Ketua RMI-PBNU, H. Abdul Ghofarozzin mengatakan jumlah dan pertumbuhan kasus terkonfirmasi positif Covid-19 masih tinggi dan mengkhawatirkan. Bahkan persebarannya juga makin meluas.
“Keadaan demikian seharusnya membuat pemerintah tetap waspada dan memastikan aturan seperti PSBB dapat berjalan secara efektif. Namun, justru yang dirasakan adalah pelonggaran terhadap PSBB dan pemerintah akan segera melaksanakan New Normal (Kelaziman Baru),” katanya, dalam keterangan tertulisnya Sabtu, 30 Mei 2020,
Ketika status new normal diterapkan, maka sangat berisiko bagi makin luas dan besarnya persebaran Covid-19. Termasuk dalam lembaga pendidikan. “Pemerintah selama ini juga belum memiliki perhatian dan kebijakan khusus untuk menangani Covid-19 terhadap pesantren. Namun, tiba-tiba pemerintah mendorong agak terlaksana new normal dalam kehidupan pesantren,” ujarnya.

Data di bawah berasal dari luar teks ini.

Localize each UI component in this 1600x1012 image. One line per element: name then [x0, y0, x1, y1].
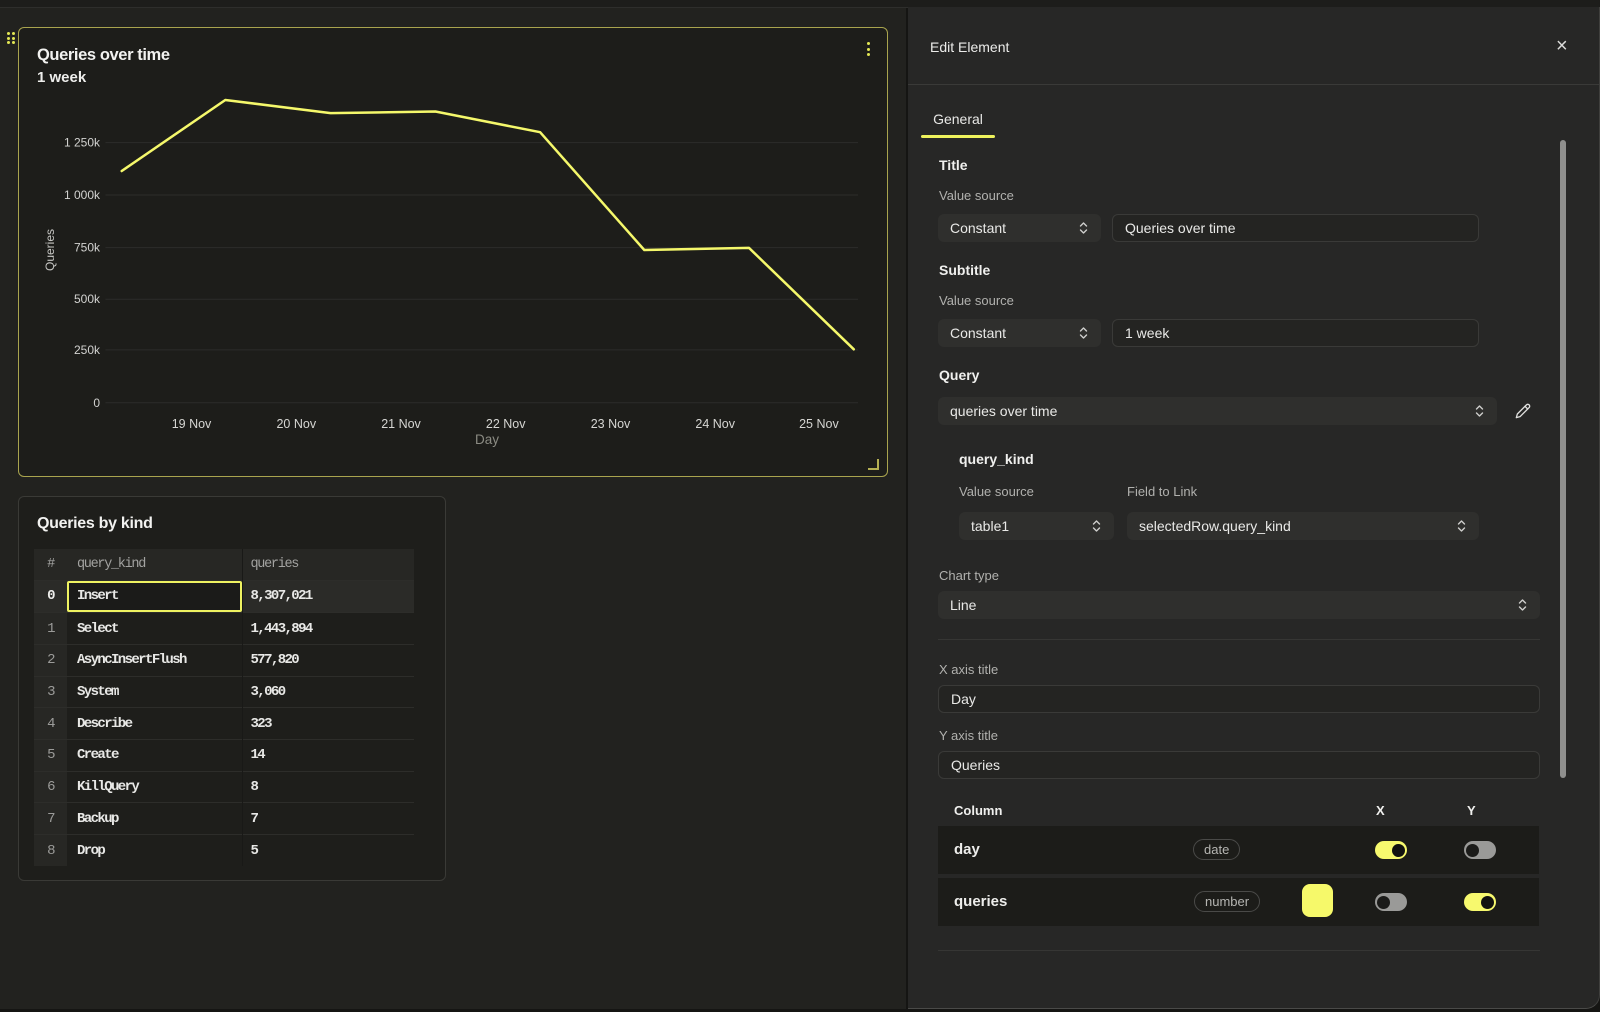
svg-text:24 Nov: 24 Nov: [695, 417, 735, 431]
svg-text:0: 0: [93, 396, 100, 410]
svg-text:Queries: Queries: [43, 229, 57, 271]
svg-text:1 000k: 1 000k: [64, 188, 101, 202]
svg-text:25 Nov: 25 Nov: [799, 417, 839, 431]
svg-text:1 250k: 1 250k: [64, 136, 101, 150]
svg-text:21 Nov: 21 Nov: [381, 417, 421, 431]
svg-text:19 Nov: 19 Nov: [172, 417, 212, 431]
svg-text:23 Nov: 23 Nov: [591, 417, 631, 431]
svg-text:20 Nov: 20 Nov: [276, 417, 316, 431]
svg-text:22 Nov: 22 Nov: [486, 417, 526, 431]
svg-text:250k: 250k: [74, 343, 101, 357]
svg-text:750k: 750k: [74, 241, 101, 255]
svg-text:Day: Day: [475, 432, 499, 447]
svg-text:500k: 500k: [74, 292, 101, 306]
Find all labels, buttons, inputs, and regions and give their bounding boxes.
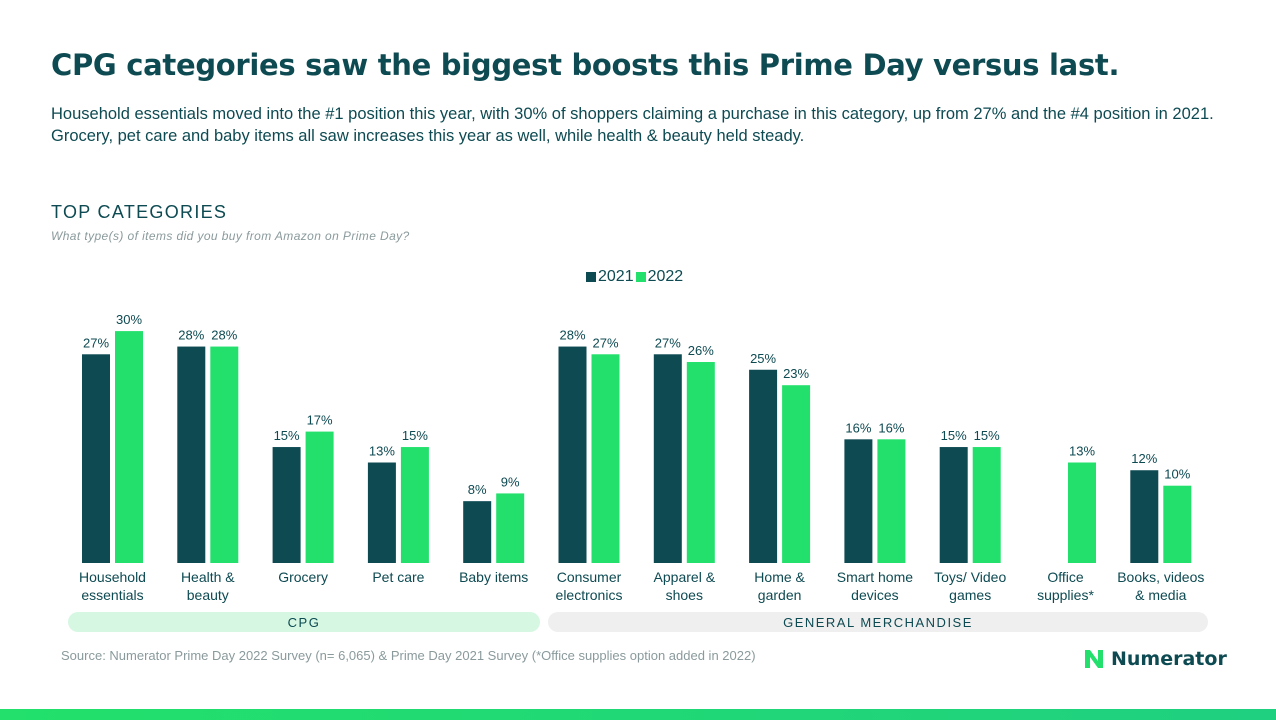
data-label-books-videos-media-2021: 12% (1131, 451, 1157, 466)
bar-books-videos-media-2022 (1163, 485, 1192, 563)
data-label-health-beauty-2021: 28% (178, 328, 204, 343)
data-label-household-essentials-2021: 27% (83, 335, 109, 350)
category-label-books-videos-media: Books, videos (1117, 569, 1204, 585)
category-label-home-garden: Home & (754, 569, 805, 585)
category-label-apparel-shoes-line2: shoes (666, 587, 703, 603)
data-label-office-supplies-2022: 13% (1069, 444, 1095, 459)
bar-toys-video-games-2022 (972, 447, 1001, 563)
group-label-cpg: CPG (68, 612, 540, 632)
bar-books-videos-media-2021 (1130, 470, 1159, 563)
survey-question: What type(s) of items did you buy from A… (51, 229, 410, 243)
bar-baby-items-2021 (463, 501, 492, 563)
category-label-consumer-electronics-line2: electronics (556, 587, 623, 603)
bar-home-garden-2022 (782, 385, 811, 563)
category-label-baby-items: Baby items (459, 569, 528, 585)
data-label-smart-home-devices-2021: 16% (845, 420, 871, 435)
chart-legend: 2021 2022 (586, 268, 685, 286)
category-label-household-essentials: Household (79, 569, 146, 585)
legend-item-2022: 2022 (635, 268, 684, 286)
bar-apparel-shoes-2022 (686, 362, 715, 563)
bar-smart-home-devices-2022 (877, 439, 906, 563)
data-label-household-essentials-2022: 30% (116, 312, 142, 327)
bar-smart-home-devices-2021 (844, 439, 873, 563)
data-label-toys-video-games-2022: 15% (974, 428, 1000, 443)
legend-swatch-2021 (586, 272, 596, 282)
bar-toys-video-games-2021 (939, 447, 968, 563)
category-label-smart-home-devices: Smart home (837, 569, 913, 585)
bar-grocery-2021 (272, 447, 301, 563)
data-label-home-garden-2021: 25% (750, 351, 776, 366)
bar-household-essentials-2022 (115, 331, 143, 563)
section-title: TOP CATEGORIES (51, 202, 228, 222)
source-note: Source: Numerator Prime Day 2022 Survey … (61, 648, 756, 663)
category-label-office-supplies-line2: supplies* (1037, 587, 1094, 603)
category-label-health-beauty-line2: beauty (187, 587, 229, 603)
bar-chart: 27% 30% Household essentials 28% 28% Health & b… (79, 312, 1204, 603)
page-title: CPG categories saw the biggest boosts th… (51, 48, 1120, 82)
numerator-n-logo-icon (1085, 650, 1103, 668)
data-label-grocery-2022: 17% (307, 413, 333, 428)
bar-office-supplies-2022 (1068, 462, 1096, 563)
bar-pet-care-2022 (400, 447, 429, 563)
bar-pet-care-2021 (367, 462, 396, 563)
legend-label-2022: 2022 (647, 268, 684, 285)
data-label-consumer-electronics-2022: 27% (592, 335, 618, 350)
category-label-pet-care: Pet care (372, 569, 424, 585)
data-label-apparel-shoes-2021: 27% (655, 335, 681, 350)
bottom-accent-strip (0, 709, 1276, 720)
data-label-toys-video-games-2021: 15% (941, 428, 967, 443)
logo-text: Numerator (1111, 648, 1227, 670)
bar-consumer-electronics-2021 (558, 346, 587, 563)
bar-consumer-electronics-2022 (591, 354, 620, 563)
category-label-consumer-electronics: Consumer (557, 569, 622, 585)
bar-grocery-2022 (305, 431, 334, 563)
bar-household-essentials-2021 (82, 354, 110, 563)
group-label-general-merchandise: GENERAL MERCHANDISE (548, 612, 1208, 632)
category-label-home-garden-line2: garden (758, 587, 802, 603)
legend-item-2021: 2021 (586, 268, 634, 286)
data-label-books-videos-media-2022: 10% (1164, 467, 1190, 482)
data-label-baby-items-2022: 9% (501, 474, 520, 489)
data-label-consumer-electronics-2021: 28% (559, 328, 585, 343)
category-label-grocery: Grocery (278, 569, 328, 585)
bar-baby-items-2022 (496, 493, 525, 563)
legend-swatch-2022 (635, 272, 646, 282)
data-label-smart-home-devices-2022: 16% (878, 420, 904, 435)
data-label-baby-items-2021: 8% (468, 482, 487, 497)
category-label-toys-video-games-line2: games (949, 587, 991, 603)
category-label-books-videos-media-line2: & media (1135, 587, 1187, 603)
page-subtitle: Household essentials moved into the #1 p… (51, 105, 1214, 145)
category-label-household-essentials-line2: essentials (81, 587, 143, 603)
data-label-grocery-2021: 15% (274, 428, 300, 443)
category-label-apparel-shoes: Apparel & (654, 569, 716, 585)
bar-health-beauty-2021 (177, 346, 206, 563)
category-label-smart-home-devices-line2: devices (851, 587, 898, 603)
data-label-health-beauty-2022: 28% (211, 328, 237, 343)
numerator-logo: Numerator (1083, 648, 1227, 670)
legend-label-2021: 2021 (598, 268, 634, 285)
bar-apparel-shoes-2021 (653, 354, 682, 563)
bar-health-beauty-2022 (210, 346, 239, 563)
data-label-apparel-shoes-2022: 26% (688, 343, 714, 358)
data-label-home-garden-2022: 23% (783, 366, 809, 381)
data-label-pet-care-2021: 13% (369, 444, 395, 459)
category-label-office-supplies: Office (1047, 569, 1084, 585)
data-label-pet-care-2022: 15% (402, 428, 428, 443)
category-label-toys-video-games: Toys/ Video (934, 569, 1006, 585)
category-label-health-beauty: Health & (181, 569, 235, 585)
bar-home-garden-2021 (749, 369, 778, 563)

Abdul Ghofarozzin mengatakan hal demikian tentu saja mengkhawatirkan. Alih-alih untuk menyelamatkan pesantren dari Covid-19, pesantren yang berbasis komunitas dan cenderung komunal justru dapat menjadi klaster baru pandemi Covid-19.

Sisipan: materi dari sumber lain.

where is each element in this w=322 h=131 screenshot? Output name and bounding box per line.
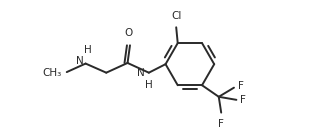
Text: Cl: Cl bbox=[171, 11, 181, 21]
Text: N: N bbox=[76, 56, 84, 66]
Text: H: H bbox=[84, 45, 91, 55]
Text: H: H bbox=[145, 80, 152, 90]
Text: F: F bbox=[240, 95, 246, 105]
Text: N: N bbox=[137, 68, 145, 78]
Text: CH₃: CH₃ bbox=[42, 68, 61, 78]
Text: F: F bbox=[238, 81, 244, 91]
Text: O: O bbox=[124, 28, 133, 38]
Text: F: F bbox=[218, 119, 224, 129]
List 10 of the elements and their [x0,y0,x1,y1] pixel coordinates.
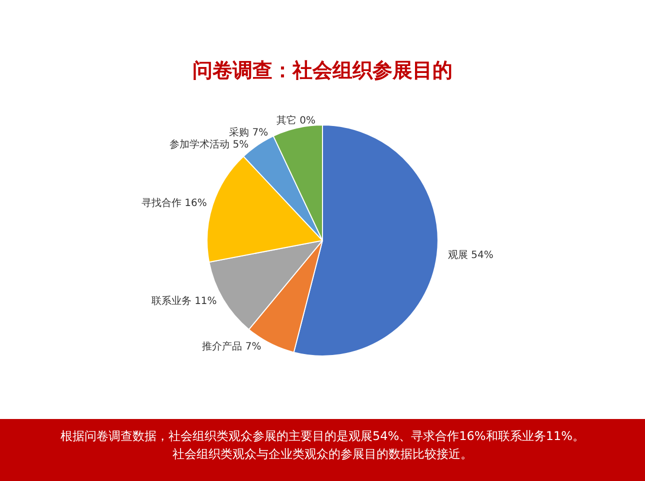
slice-label: 采购 7% [229,126,268,139]
text: 社会组织类观众与企业类观众的参展目的数据比较接近。 [172,447,472,461]
category-label: 其它 0% [276,116,316,127]
slice-label: 联系业务 11% [151,294,217,307]
slice-label: 寻找合作 16% [141,197,207,210]
slice-label: 推介产品 7% [202,340,262,352]
slice-label: 观展 54% [448,250,494,261]
slice-label: 参加学术活动 5% [170,138,249,151]
chart-title: 问卷调查：社会组织参展目的 [192,58,452,82]
text: 根据问卷调查数据，社会组织类观众参展的主要目的是观展54%、寻求合作16%和联系业务11%。 [60,429,585,443]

Abdul Ghofarozzin berkata pelaksanaan new normal di pesantren tidak dapat dilakukan jika tidak ada dukungan pemerintah. Dukungan tersebut di antaranya berupa kebijakan pemerintah yang kongkrit dan berpihak sebagai wujud keseriusan pemerintah dalam menjaga pesantren dari risiko penyebaran virus covid 19.
“Selain itu dukungan berupa fasilitas kesehatan untuk pemenuhan pelaksanaan protokol kesehatan, seperti rapid test, hand sanitizer, akses pengobatan dan tenaga ahli kesehatan,” katanya.
Kemudian juga dukungan sarana dan fasilitas pendidikan meliputi fasilitas pembelajaran online bagi santri yang belum bisa kembali kepesantren dan biaya pendidikan (Syahriyah/SPP dan Kitab) bagi santri yang terdampak secara ekonomi. RMI-PBNU juga menghimbau agar setiap keputusan yang diambil terkait dengan nasib pesantren harus melibatkan kalangan pesantren.
“Apabila tidak ada kebijakan nyata untuk 3 hal itu maka RMI-PBNU menyarankan pesantren memperpanjang masa belajar di rumah,” ucapnya.(roy/rid)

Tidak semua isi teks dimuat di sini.